Shared values (which are at the heart of the model), skills (real skills and competencies), style (particularly, leadership style), and employees are all soft components (workers and talents in general).
Similar to OGSM, the initial version of the Balanced Scorecard was intended to link large picture strategic components with operational elements. This strategic planning framework looked at a company from four angles and suggested establishing objectives, measurements (KPIs), goals, and activities for each:
- Financial or stewardship management
- Stakeholders & Customers
- Internal Methodologies
- Learning and Growth or Organizational Capacity
The use of “strategy maps” – representations of strategic objectives divided across the four viewpoints – was introduced in the mid-1990s, resulting in an enhanced, second-generation model.
Following the mapping phase, the Balanced Scorecard framework is created by selecting only one or two measurements for each strategic goal, simplifying the process.
Later in the 1990s, a new iteration was created with the addition of “destination statements” and more functionality to strategic objectives. The framework’s designs are evolving to address flaws in the initial designs and to meet the needs of new business models.
The Blue Ocean strategy approach is based on Kim and Mauborgne’s idea of value innovation. Most approaches to corporate strategy are antithetical to value innovation, which advocates for firms to create new demand in underserved regions while keeping prices low.
This goal is achieved by removing the link between reduced prices and new demand utilizing the four-action framework:
The “strategy canvas,” a tool that helps firms differentiate their product from competitors, is one of the numerous strategic frameworks that Blue Ocean gives insight into.
The second phase of Blue Ocean focuses on developing a strategy based on four concepts (reconstructing market boundaries, big picture emphasis, going beyond existing supply and demand, and strategic sequencing) while managing across competitive lines.

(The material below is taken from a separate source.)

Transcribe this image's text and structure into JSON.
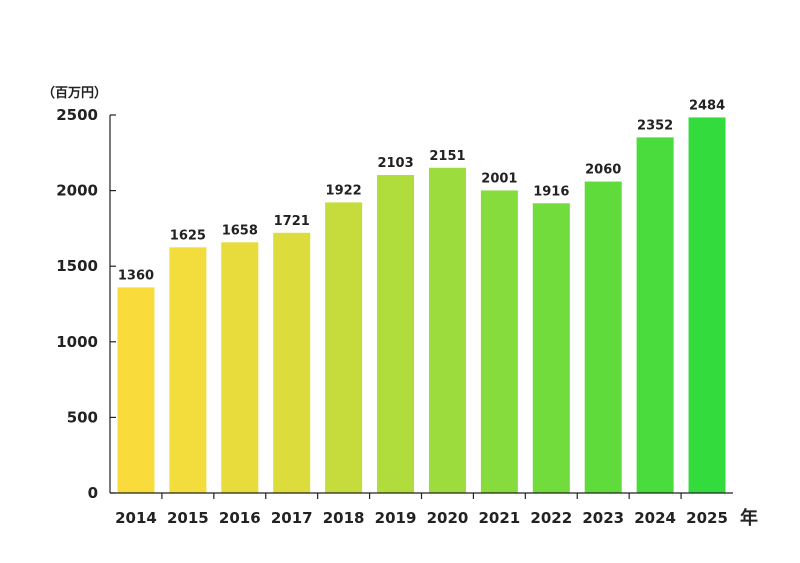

Finally, Blue Ocean advises that the approach be implemented through tipping point leadership and a fair procedure while keeping in mind the political, cognitive, resource, and motivational barriers that might thwart the plan’s success.
Strategic frameworks are diagrams that outline corporate objectives and goals that might aid in the development of marketing strategies. They show you the way to success and must be addressed and updated regularly. Strategic frameworks should be evaluated regularly. This isn’t a “set it and forget it” approach.